Al-Andalus, khususnya Córdoba, bertransformasi menjadi pusat intelektual dunia yang menarik ilmuwan, filsuf, dan seniman dari seluruh dunia Islam. Universitas Córdoba didirikan, dan perpustakaan di kota itu, pada masa Al-Hakam II, dilaporkan memiliki ratusan ribu koleksi buku yang didatangkan dari Damaskus, Baghdad, dan kota-kota Islam lainnya. Keunggulan ini tidak terbatas pada koleksi buku, tetapi juga pada perkembangan ilmu pengetahuan di berbagai bidang, termasuk matematika, astronomi, kedokteran, dan sastra.

Peradaban ini melahirkan beberapa tokoh intelektual terbesar dalam sejarah. Di bidang filsafat, Ibnu Rushd (Averroes) membuat kontribusi besar dengan karyanya Tahāfut al-Tahāfut, yang membela filsafat Aristoteles dari kritik Al-Ghazali. Ibnu Rushd menjadi komentator utama Aristoteles dan pemikiran rasionalnya menjadi dasar bagi Renaisans di Eropa. Tokoh filsuf lain yang tak kalah pentingnya adalah Ibn Bājjah dan Ibn Tufail. Selain filsafat, Al-Andalus juga unggul dalam sains. Di bidang astronomi, Al-Khawarizmi memberikan sumbangan penting melalui karya-karyanya. Sementara di bidang kedokteran, Al-Zahrawi juga dikenal luas.

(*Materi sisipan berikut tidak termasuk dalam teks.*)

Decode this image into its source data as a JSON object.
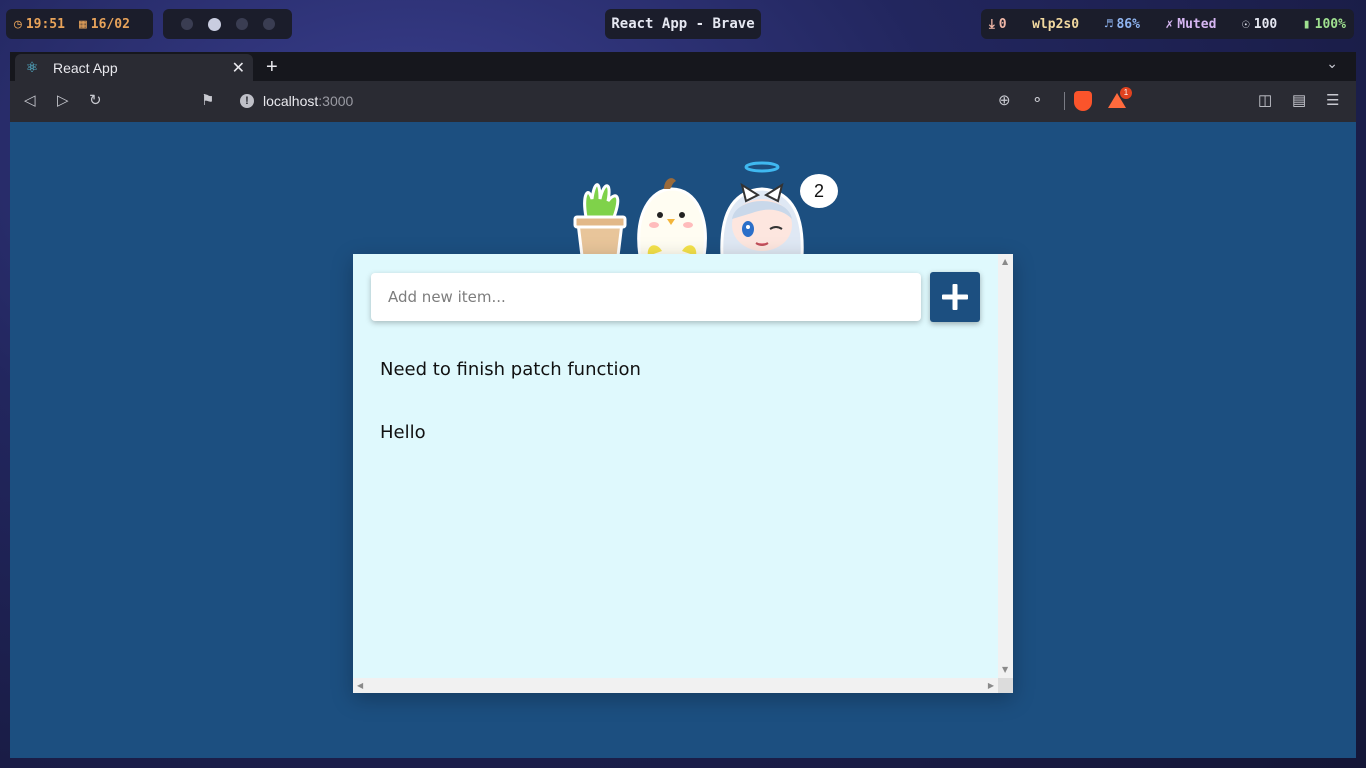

Peran Al-Andalus sebagai “jembatan ilmu” antara peradaban Islam dan Eropa sangatlah signifikan. Banyak karya ilmiah Muslim diterjemahkan ke dalam bahasa Latin di pusat-pusat penerjemahan seperti Toledo. Hal ini memungkinkan para sarjana Eropa yang berdatangan ke Al-Andalus untuk mempelajari dan mendalami ilmu pengetahuan Islam, yang pada gilirannya memicu kebangkitan intelektual di Eropa dan meletakkan fondasi bagi Renaisans.

Struktur Sosial dan Koeksistensi Agama (Convivencia)

Struktur sosial Al-Andalus adalah contoh masyarakat multikultural yang kompleks, terdiri dari tiga kelompok agama utama: Muslim, Kristen, dan Yahudi. Dalam komunitas Muslim sendiri, terdapat divisi etnis antara Arab, Berber, dan Muladies (mualaf pribumi). Meskipun ada ketegangan, seperti ketidakrelaan elit Arab untuk menerima mualaf sebagai warga kelas satu, interaksi yang harmonis secara umum menciptakan lingkungan yang subur untuk pertukaran ide dan perkembangan budaya.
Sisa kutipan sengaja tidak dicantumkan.